Dans le cas d’un succès commercial comme « Secrets and Lies », Leigh observe, « Il reste illégal dans de nombreux pays, y compris dans la plupart des États-Unis d’Amérique, de retrouver votre mère biologique si vous êtes adopté. Pendant des années, j’ai reçu des lettres du monde entier disant : « J’ai vu votre film », puis soit : « J’ai donné mon enfant » ou « J’ai été adopté et j’ai décidé de retrouver ma mère ». C’est donc vraiment pourquoi il a eu autant de succès.
La façon dont Leigh arrive au contenu de ses films – les personnages et les situations, ce qu’ils disent et dans quel ordre – est à la fois un secret commercial et un sujet de fascination considérable pour son public puisqu’aucun autre réalisateur ne travaille de la même manière.
Chaque fois que Leigh se lance dans un nouveau projet, « Il n’y a pas de scénario, et je ne dis vraiment rien sur ce que le film va être, mais nous explorons et arrivons au film », explique-t-il.

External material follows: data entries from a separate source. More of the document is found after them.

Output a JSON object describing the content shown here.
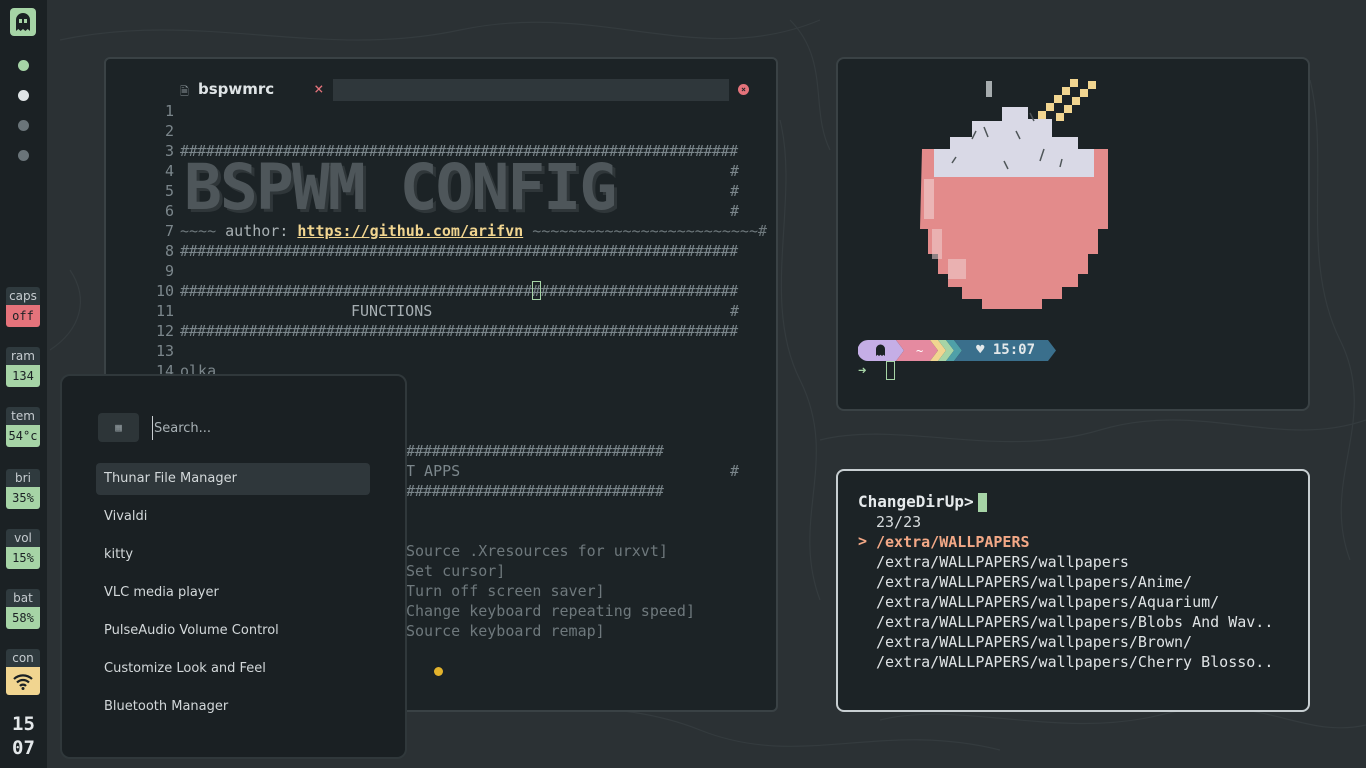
{
  "sidebar": {
    "logo_icon": "ghost-icon",
    "workspaces": [
      {
        "state": "active",
        "color": "#a6d4a6"
      },
      {
        "state": "occupied",
        "color": "#dfe4e6"
      },
      {
        "state": "empty",
        "color": "#6a7479"
      },
      {
        "state": "empty",
        "color": "#6a7479"
      }
    ],
    "stats": [
      {
        "label": "caps",
        "value": "off",
        "color": "#e5737b"
      },
      {
        "label": "ram",
        "value": "134",
        "color": "#a6d4a6"
      },
      {
        "label": "tem",
        "value": "54°c",
        "color": "#a6d4a6"
      },
      {
        "label": "bri",
        "value": "35%",
        "color": "#a6d4a6"
      },
      {
        "label": "vol",
        "value": "15%",
        "color": "#a6d4a6"
      },
      {
        "label": "bat",
        "value": "58%",
        "color": "#a6d4a6"
      },
      {
        "label": "con",
        "value": "",
        "icon": "wifi-icon",
        "color": "#f1d590"
      }
    ],
    "clock": {
      "hour": "15",
      "minute": "07"
    }
  },
  "editor": {
    "tab_title": "bspwmrc",
    "tab_icon": "file-icon",
    "line_numbers": [
      "1",
      "2",
      "3",
      "4",
      "5",
      "6",
      "7",
      "8",
      "9",
      "10",
      "11",
      "12",
      "13",
      "14"
    ],
    "banner": "BSPWM CONFIG",
    "author_label": "author:",
    "author_url": "https://github.com/arifvn",
    "functions_title": "FUNCTIONS",
    "line14_text": "olka",
    "autostart_title": "T APPS",
    "comments": [
      "Source .Xresources for urxvt]",
      "Set cursor]",
      "Turn off screen saver]",
      "Change keyboard repeating speed]",
      "Source keyboard remap]"
    ]
  },
  "launcher": {
    "icon": "grid-icon",
    "placeholder": "Search...",
    "apps": [
      {
        "label": "Thunar File Manager",
        "selected": true
      },
      {
        "label": "Vivaldi"
      },
      {
        "label": "kitty"
      },
      {
        "label": "VLC media player"
      },
      {
        "label": "PulseAudio Volume Control"
      },
      {
        "label": "Customize Look and Feel"
      },
      {
        "label": "Bluetooth Manager"
      }
    ]
  },
  "terminal1": {
    "prompt_time": "♥ 15:07",
    "prompt_arrow": "➜",
    "prompt_colors": [
      "#c5aee6",
      "#e58aa0",
      "#f1d590",
      "#a6d4a6",
      "#4fa0a8",
      "#3a6f8c"
    ]
  },
  "terminal2": {
    "prompt": "ChangeDirUp>",
    "count": "23/23",
    "pointer": ">",
    "entries": [
      "/extra/WALLPAPERS",
      "/extra/WALLPAPERS/wallpapers",
      "/extra/WALLPAPERS/wallpapers/Anime/",
      "/extra/WALLPAPERS/wallpapers/Aquarium/",
      "/extra/WALLPAPERS/wallpapers/Blobs And Wav..",
      "/extra/WALLPAPERS/wallpapers/Brown/",
      "/extra/WALLPAPERS/wallpapers/Cherry Blosso.."
    ]
  }
}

L’écriture intervient relativement tard dans le processus, résultat d’une collaboration étroite avec sa distribution, même si — et c’est la clé — il dit toujours la même chose à chaque interprète : « A aucun moment de tout le processus, vous ne saurez autre chose que ce que vous le personnage sait. En ce sens, jouer dans un film de Mike Leigh est un acte de foi.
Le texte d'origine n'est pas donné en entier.